According to the Bureau of Labor Statistics, the job outlook for registered nurses is increasing faster than the average career. In response to the demand for nurses, associate degree programs provide an educational option to become an RN in as few as two years. While the associate degree may be the fastest route to becoming an RN, this option may not be the best fit for everyone.
The Experience Advantage
The associate degree route to becoming an RN is a great option for nurses looking to gain access to competitive employers such as hospitals. Nurses who enter the field after two years of training gain invaluable, much sought-after experience. For many potential employers, nurses who have already had on-the-job training are more attractive than those only equipped with the basic education received in nursing school. According to a CNN Money report, many hospitals only seek to hire nurses with experience because they come prepared to handle the multiple challenges of a fast-paced hospital setting.
Limited Upward Mobility
While the associate degree puts you on the path toward gaining valuable experience, there is a limit to your employment opportunities.
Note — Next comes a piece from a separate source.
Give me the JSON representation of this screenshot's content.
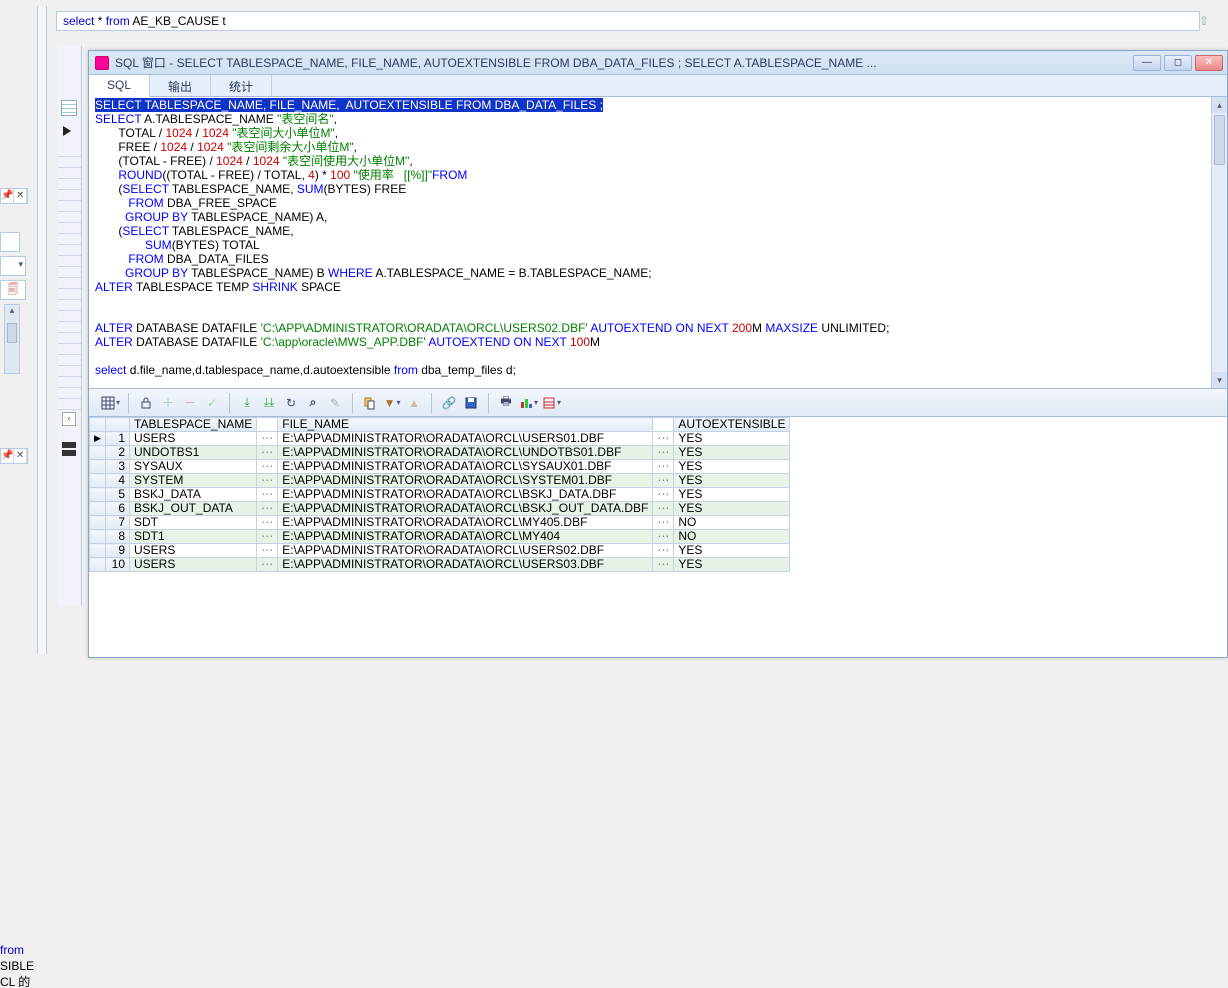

If you have professional goals beyond the actual practice of nursing, then the associate degree in nursing may not be your best option. To be considered for advanced healthcare pathways such as management or public health education, nurses must hold a four-year Bachelor of Science in Nursing.
The Price is Right
Statistically speaking,the cost of attending a two-year community college is much lower than the overall costs of a four-year program. For the cost-conscious student, an associate degree in nursing offers the opportunity to complete an entry-level degree without the overhead brought on by two more additional years of study. This allows students to graduate into the workforce at a more affordable cost and with less financial aid debt than they would accumulate over the course of four years.
Rushed Specialty Decision
Nursing has multiple dimension that students can explore. Registered nurses can make the decision to work in fields such as dermatology, pediatrics, mental health and a host of other arenas. While the associate degree option provides students with the same opportunities to take exploratory courses of study in nursing as students in four-year degree programs, students pursing the associate degree track must make the important career decision about their specialty field after just two years as opposed to the four-year time frame given in a BSN program.